My first pandemic-era outing took place at one of those malls. My parents and I decided that its outdoor, open-air layout was safe enough for a stroll, as long as we stayed out of the stores themselves. Maybe so, but I was unprepared for just how many people were there; if it weren’t for the fact that everyone was wearing masks, it would have been impossible to tell that anything was out of the ordinary. The throngs of people alarmed me partly for the obvious pandemic-related reasons, but also because this was the first time in many months that I had been subjected to a condition of visual exposure. I could feel the gazes of passersby strafing the air from all directions. In a fit of self-consciousness, I suddenly became aware of my appearance, and realized I had forgotten to put on a single piece of new clothing that I had bought during the pandemic.

But after the initial wave of anxiety ebbed away, I could see the transformations that it left in its wake. The last time we see François, he deftly slips out of our view into the midst of a crowded train station. After the film’s careening roundelay of fleeting glances, each one dangling the tantalizing possibility of intrigue, excitement, and romance, Rohmer has taught us to see the teeming crowd into which François dissolves in a new way: as nothing less than a kaleidoscopic, endlessly proliferating fractal of possible worlds. And when I looked at the crowds of people in the outdoor mall through that lens, the entire scene trembled with a beauty that it never had before. This seemed like a premonition of the world into which we’re about to emerge: riven by divisions and inequalities, scarred by the privatization and commodification of democratic space—but still contingent, mutable, and able to be reclaimed. My (somewhat trippy) experience at the mall gives me faith that the seeds of collective experience can flower in even the most sterile conditions.

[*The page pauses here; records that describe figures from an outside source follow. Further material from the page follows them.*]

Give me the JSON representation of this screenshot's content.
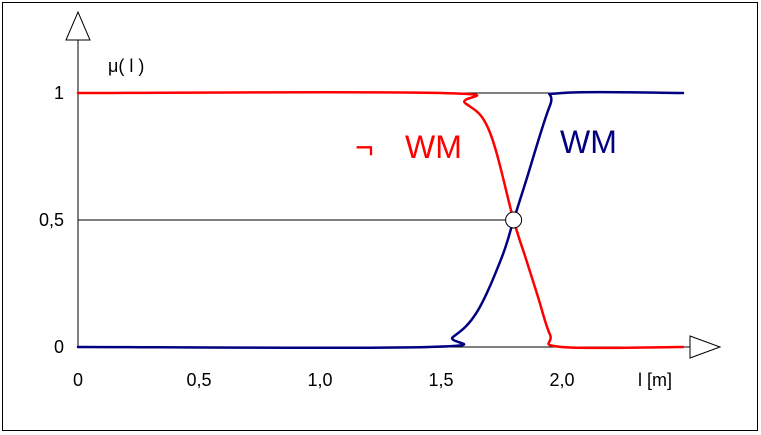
{
  "chart_data": {
    "type": "line",
    "title": "",
    "xlabel": "l [m]",
    "ylabel": "μ( l )",
    "xlim": [
      0,
      2.5
    ],
    "ylim": [
      0,
      1
    ],
    "x_ticks": [
      "0",
      "0,5",
      "1,0",
      "1,5",
      "2,0"
    ],
    "y_ticks": [
      "0",
      "0,5",
      "1"
    ],
    "grid": false,
    "series": [
      {
        "name": "WM",
        "color": "#000080",
        "x": [
          0,
          1.45,
          1.55,
          1.65,
          1.75,
          1.8,
          1.85,
          1.95,
          2.0,
          2.5
        ],
        "y": [
          0,
          0,
          0.04,
          0.14,
          0.35,
          0.5,
          0.65,
          0.95,
          1,
          1
        ]
      },
      {
        "name": "¬ WM",
        "color": "#ff0000",
        "x": [
          0,
          1.5,
          1.6,
          1.7,
          1.8,
          1.85,
          1.9,
          1.95,
          2.0,
          2.5
        ],
        "y": [
          1,
          1,
          0.96,
          0.85,
          0.5,
          0.35,
          0.2,
          0.05,
          0,
          0
        ]
      }
    ],
    "annotations": {
      "crossing": {
        "x": 1.8,
        "y": 0.5
      },
      "reference_lines": [
        {
          "y": 1,
          "x_from": 0,
          "x_to": 2.0
        },
        {
          "y": 0.5,
          "x_from": 0,
          "x_to": 1.8
        }
      ],
      "series_labels": [
        {
          "series": "¬ WM",
          "neg_mark": "¬",
          "text": "WM",
          "color": "#ff0000"
        },
        {
          "series": "WM",
          "text": "WM",
          "color": "#000080"
        }
      ]
    }
  }
}
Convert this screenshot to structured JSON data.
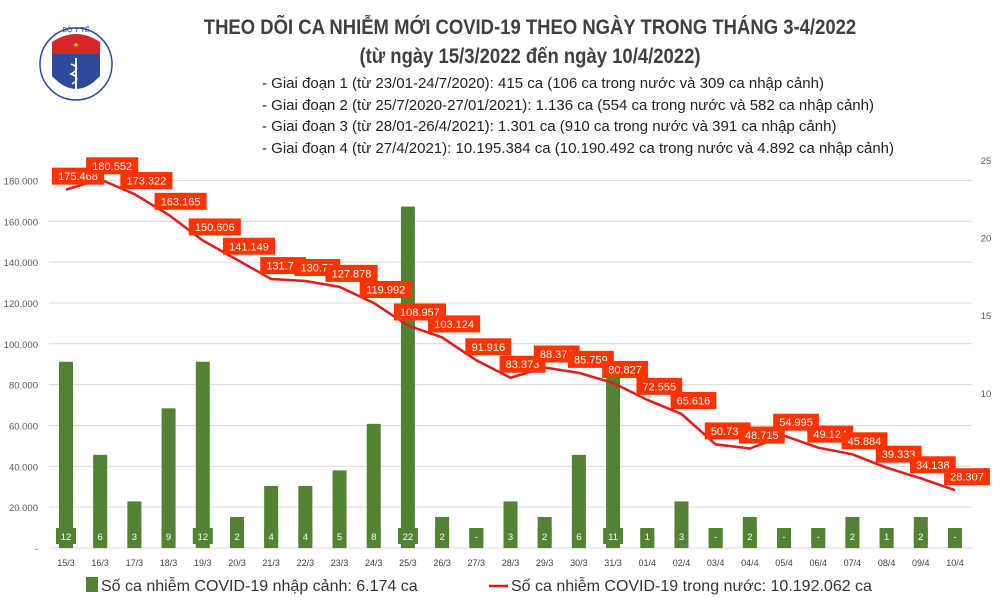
{
  "header": {
    "title": "THEO DÕI CA NHIỄM MỚI COVID-19 THEO NGÀY TRONG THÁNG 3-4/2022",
    "subtitle": "(từ ngày 15/3/2022 đến ngày 10/4/2022)",
    "logo_text": "BỘ Y TẾ · MINISTRY OF HEALTH",
    "notes": [
      "- Giai đoạn 1 (từ 23/01-24/7/2020): 415 ca (106 ca trong nước và 309 ca nhập cảnh)",
      "- Giai đoạn 2 (từ 25/7/2020-27/01/2021): 1.136 ca (554 ca trong nước và 582 ca nhập cảnh)",
      "- Giai đoạn 3 (từ 28/01-26/4/2021): 1.301 ca (910 ca trong nước và 391 ca nhập cảnh)",
      "- Giai đoạn 4 (từ 27/4/2021): 10.195.384 ca (10.190.492 ca trong nước và 4.892 ca nhập cảnh)"
    ]
  },
  "chart_data": {
    "type": "bar+line",
    "categories": [
      "15/3",
      "16/3",
      "17/3",
      "18/3",
      "19/3",
      "20/3",
      "21/3",
      "22/3",
      "23/3",
      "24/3",
      "25/3",
      "26/3",
      "27/3",
      "28/3",
      "29/3",
      "30/3",
      "31/3",
      "01/4",
      "02/4",
      "03/4",
      "04/4",
      "05/4",
      "06/4",
      "07/4",
      "08/4",
      "09/4",
      "10/4"
    ],
    "series": [
      {
        "name": "Số ca nhiễm COVID-19 nhập cảnh: 6.174 ca",
        "type": "bar",
        "axis": "right",
        "color": "#548235",
        "values": [
          12,
          6,
          3,
          9,
          12,
          2,
          4,
          4,
          5,
          8,
          22,
          2,
          0,
          3,
          2,
          6,
          11,
          1,
          3,
          0,
          2,
          0,
          0,
          2,
          1,
          2,
          0
        ],
        "labels": [
          "12",
          "6",
          "3",
          "9",
          "12",
          "2",
          "4",
          "4",
          "5",
          "8",
          "22",
          "2",
          "-",
          "3",
          "2",
          "6",
          "11",
          "1",
          "3",
          "-",
          "2",
          "-",
          "-",
          "2",
          "1",
          "2",
          "-"
        ]
      },
      {
        "name": "Số ca nhiễm COVID-19 trong nước: 10.192.062 ca",
        "type": "line",
        "axis": "left",
        "color": "#e41a1c",
        "label_bg": "#ff3300",
        "values": [
          175468,
          180552,
          173322,
          163165,
          150606,
          141149,
          131700,
          130730,
          127878,
          119992,
          108957,
          103124,
          91916,
          83373,
          88376,
          85759,
          80827,
          72555,
          65616,
          50730,
          48715,
          54995,
          49124,
          45884,
          39333,
          34138,
          28307
        ],
        "labels": [
          "175.468",
          "180.552",
          "173.322",
          "163.165",
          "150.606",
          "141.149",
          "131.70",
          "130.73",
          "127.878",
          "119.992",
          "108.957",
          "103.124",
          "91.916",
          "83.373",
          "88.376",
          "85.759",
          "80.827",
          "72.555",
          "65.616",
          "50.730",
          "48.715",
          "54.995",
          "49.124",
          "45.884",
          "39.333",
          "34.138",
          "28.307"
        ]
      }
    ],
    "left_axis": {
      "ylim": [
        0,
        190000
      ],
      "ticks": [
        "-",
        "20.000",
        "40.000",
        "60.000",
        "80.000",
        "100.000",
        "120.000",
        "140.000",
        "160.000",
        "180.000"
      ]
    },
    "right_axis": {
      "ylim": [
        0,
        25
      ],
      "ticks": [
        "5",
        "10",
        "15",
        "20",
        "25"
      ]
    },
    "grid": true,
    "legend": "bottom"
  }
}
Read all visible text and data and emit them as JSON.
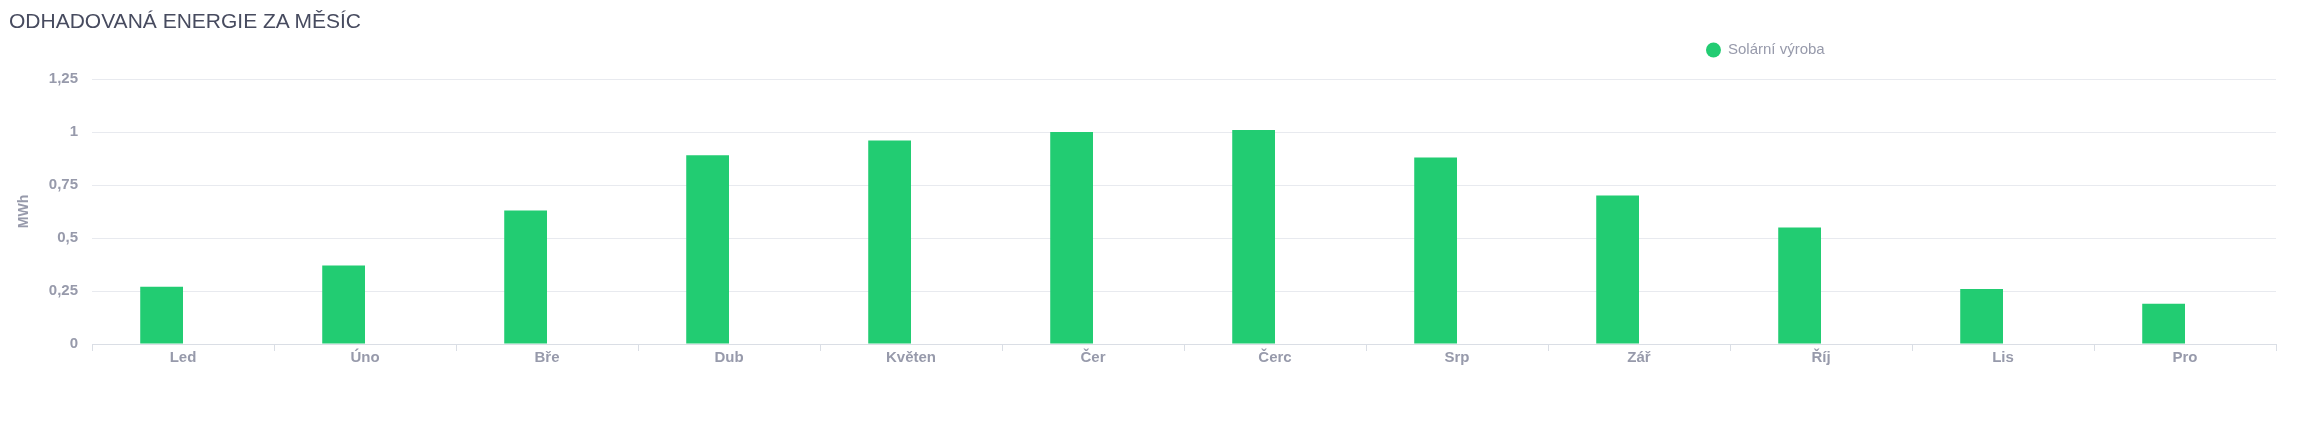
{
  "chart_data": {
    "type": "bar",
    "title": "ODHADOVANÁ ENERGIE ZA MĚSÍC",
    "ylabel": "MWh",
    "categories": [
      "Led",
      "Úno",
      "Bře",
      "Dub",
      "Květen",
      "Čer",
      "Čerc",
      "Srp",
      "Zář",
      "Říj",
      "Lis",
      "Pro"
    ],
    "series": [
      {
        "name": "Solární výroba",
        "color": "#22cc72",
        "values": [
          0.27,
          0.37,
          0.63,
          0.89,
          0.96,
          1.0,
          1.01,
          0.88,
          0.7,
          0.55,
          0.26,
          0.19
        ]
      }
    ],
    "ylim": [
      0,
      1.25
    ],
    "yticks": [
      0,
      {
        "value": 0.25,
        "label": "0,25"
      },
      {
        "value": 0.5,
        "label": "0,5"
      },
      {
        "value": 0.75,
        "label": "0,75"
      },
      1,
      {
        "value": 1.25,
        "label": "1,25"
      }
    ],
    "grid": "y",
    "legend": "top right"
  }
}
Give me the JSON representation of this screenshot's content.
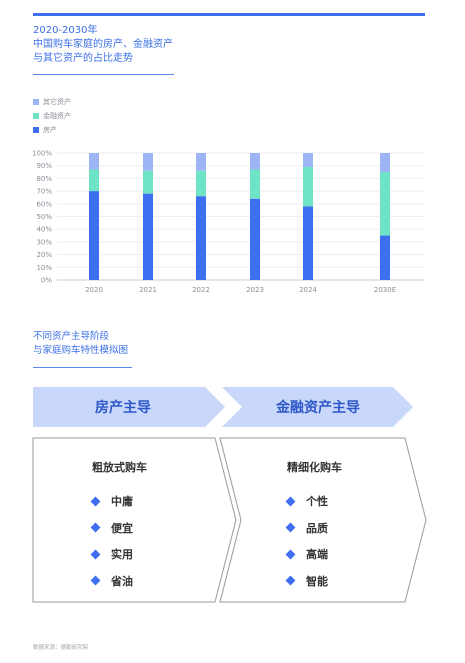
{
  "title": {
    "line1": "2020-2030年",
    "line2": "中国购车家庭的房产、金融资产",
    "line3": "与其它资产的占比走势"
  },
  "legend": [
    {
      "label": "其它资产",
      "color": "#9db5f5"
    },
    {
      "label": "金融资产",
      "color": "#6fe3c6"
    },
    {
      "label": "房产",
      "color": "#3d6ff0"
    }
  ],
  "chart_data": {
    "type": "bar",
    "stacked": true,
    "categories": [
      "2020",
      "2021",
      "2022",
      "2023",
      "2024",
      "2030E"
    ],
    "series": [
      {
        "name": "房产",
        "color": "#3d6ff0",
        "values": [
          70,
          68,
          66,
          64,
          58,
          35
        ]
      },
      {
        "name": "金融资产",
        "color": "#6fe3c6",
        "values": [
          17,
          18,
          20,
          23,
          31,
          50
        ]
      },
      {
        "name": "其它资产",
        "color": "#9db5f5",
        "values": [
          13,
          14,
          14,
          13,
          11,
          15
        ]
      }
    ],
    "yticks": [
      "0%",
      "10%",
      "20%",
      "30%",
      "40%",
      "50%",
      "60%",
      "70%",
      "80%",
      "90%",
      "100%"
    ],
    "ylim": [
      0,
      100
    ],
    "grid": true,
    "legend_position": "top-left"
  },
  "section2": {
    "line1": "不同资产主导阶段",
    "line2": "与家庭购车特性模拟图"
  },
  "stages": [
    {
      "label": "房产主导",
      "title": "粗放式购车",
      "items": [
        "中庸",
        "便宜",
        "实用",
        "省油"
      ]
    },
    {
      "label": "金融资产主导",
      "title": "精细化购车",
      "items": [
        "个性",
        "品质",
        "高端",
        "智能"
      ]
    }
  ],
  "footer": "数据来源：德勤研究院"
}
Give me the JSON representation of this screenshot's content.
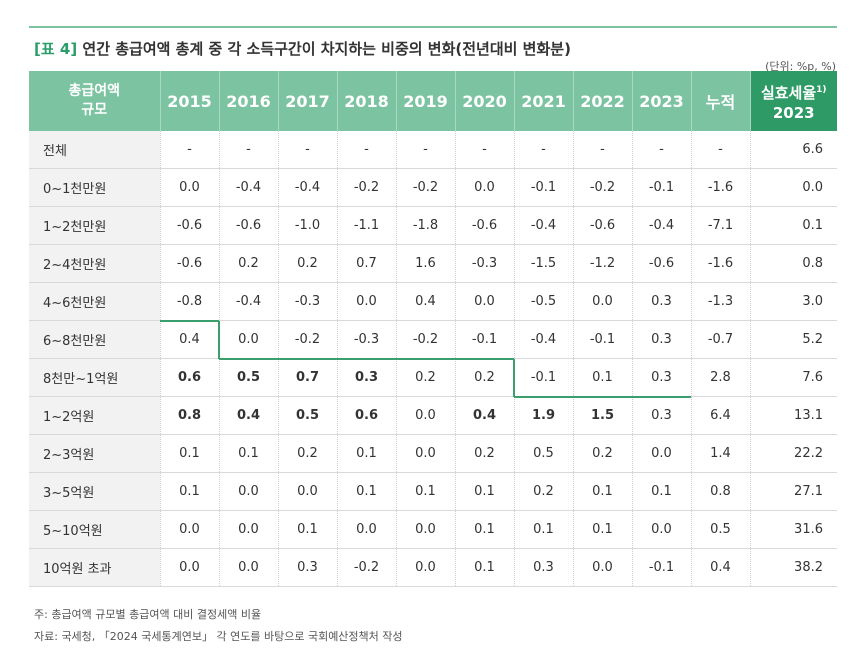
{
  "title": {
    "tag": "[표 4]",
    "text": "연간 총급여액 총계 중 각 소득구간이 차지하는 비중의 변화(전년대비 변화분)"
  },
  "unit": "(단위: %p, %)",
  "table": {
    "first_header": [
      "총급여액",
      "규모"
    ],
    "year_headers": [
      "2015",
      "2016",
      "2017",
      "2018",
      "2019",
      "2020",
      "2021",
      "2022",
      "2023"
    ],
    "cum_header": "누적",
    "eff_header": {
      "label": "실효세율",
      "note": "1)",
      "year": "2023"
    },
    "rows": [
      {
        "label": "전체",
        "values": [
          "-",
          "-",
          "-",
          "-",
          "-",
          "-",
          "-",
          "-",
          "-"
        ],
        "cum": "-",
        "eff": "6.6"
      },
      {
        "label": "0~1천만원",
        "values": [
          "0.0",
          "-0.4",
          "-0.4",
          "-0.2",
          "-0.2",
          "0.0",
          "-0.1",
          "-0.2",
          "-0.1"
        ],
        "cum": "-1.6",
        "eff": "0.0"
      },
      {
        "label": "1~2천만원",
        "values": [
          "-0.6",
          "-0.6",
          "-1.0",
          "-1.1",
          "-1.8",
          "-0.6",
          "-0.4",
          "-0.6",
          "-0.4"
        ],
        "cum": "-7.1",
        "eff": "0.1"
      },
      {
        "label": "2~4천만원",
        "values": [
          "-0.6",
          "0.2",
          "0.2",
          "0.7",
          "1.6",
          "-0.3",
          "-1.5",
          "-1.2",
          "-0.6"
        ],
        "cum": "-1.6",
        "eff": "0.8"
      },
      {
        "label": "4~6천만원",
        "values": [
          "-0.8",
          "-0.4",
          "-0.3",
          "0.0",
          "0.4",
          "0.0",
          "-0.5",
          "0.0",
          "0.3"
        ],
        "cum": "-1.3",
        "eff": "3.0"
      },
      {
        "label": "6~8천만원",
        "values": [
          "0.4",
          "0.0",
          "-0.2",
          "-0.3",
          "-0.2",
          "-0.1",
          "-0.4",
          "-0.1",
          "0.3"
        ],
        "cum": "-0.7",
        "eff": "5.2"
      },
      {
        "label": "8천만~1억원",
        "values": [
          "0.6",
          "0.5",
          "0.7",
          "0.3",
          "0.2",
          "0.2",
          "-0.1",
          "0.1",
          "0.3"
        ],
        "cum": "2.8",
        "eff": "7.6"
      },
      {
        "label": "1~2억원",
        "values": [
          "0.8",
          "0.4",
          "0.5",
          "0.6",
          "0.0",
          "0.4",
          "1.9",
          "1.5",
          "0.3"
        ],
        "cum": "6.4",
        "eff": "13.1"
      },
      {
        "label": "2~3억원",
        "values": [
          "0.1",
          "0.1",
          "0.2",
          "0.1",
          "0.0",
          "0.2",
          "0.5",
          "0.2",
          "0.0"
        ],
        "cum": "1.4",
        "eff": "22.2"
      },
      {
        "label": "3~5억원",
        "values": [
          "0.1",
          "0.0",
          "0.0",
          "0.1",
          "0.1",
          "0.1",
          "0.2",
          "0.1",
          "0.1"
        ],
        "cum": "0.8",
        "eff": "27.1"
      },
      {
        "label": "5~10억원",
        "values": [
          "0.0",
          "0.0",
          "0.1",
          "0.0",
          "0.0",
          "0.1",
          "0.1",
          "0.1",
          "0.0"
        ],
        "cum": "0.5",
        "eff": "31.6"
      },
      {
        "label": "10억원 초과",
        "values": [
          "0.0",
          "0.0",
          "0.3",
          "-0.2",
          "0.0",
          "0.1",
          "0.3",
          "0.0",
          "-0.1"
        ],
        "cum": "0.4",
        "eff": "38.2"
      }
    ]
  },
  "notes": [
    "주: 총급여액 규모별 총급여액 대비 결정세액 비율",
    "자료: 국세청, 「2024 국세통계연보」 각 연도를 바탕으로 국회예산정책처 작성"
  ]
}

These days, I’m whiling away the tail end of the pandemic in New York City, where the abundance of public spaces feels like a blessing. As spring starts to bloom, there’s something quietly utopic about eating lunch on the benches at Astor Place, unbothered by the nagging fear that I was supposed to buy something in exchange for the right to sit down. And the fact that the pandemic is starting to wane just as Janus Films is releasing new restorations of the Tales of the Four Seasons holds out a possibility that’s almost too good to name. Seeing those films in a movie theater, and completing my viewing project’s journey from private isolation to communal experience, would be an ending to the story so serendipitously perfect it could have been orchestrated by Rohmer himself, like the saving grace that closes out The Green Ray. For now, though, the films are only available to stream, and the unfurnished state of my apartment means that I’d have to watch them on a laptop. Rohmer’s miraculous endings aren’t so easy to come by.

  1. It’s unclear to me whether the shockingly intimate fitting session that follows is her way of putting the moves on him or if that’s just the way they do things in France: a perpetual difficulty with Rohmer. After months of self-isolation, I also found the very idea of a fitting room (much less a fitting session involving another person) scandalizing in its degree of physical intimacy. The concept of putting clothes on my body that unknown strangers have already put on theirs now looked to me like one of those highly specific cultural practices that, from a removed distance, seem incomprehensible and horrific, like whaling. 

  2. In keeping with the film’s skewering of male narcissism, Frédéric doesn’t give so much as a second thought to how the recipients of his gaze might feel about getting ogled. Elsewhere, though, Rohmer is sensitive to the ways in which the pleasures of visibility are stratified along gendered lines. In A Tale of Summer, for instance, Lena voices the degrading humiliation of being on the other end of a gaze like Frédéric’s: “I only meet guys who want to paw me, never anyone I can just talk to.”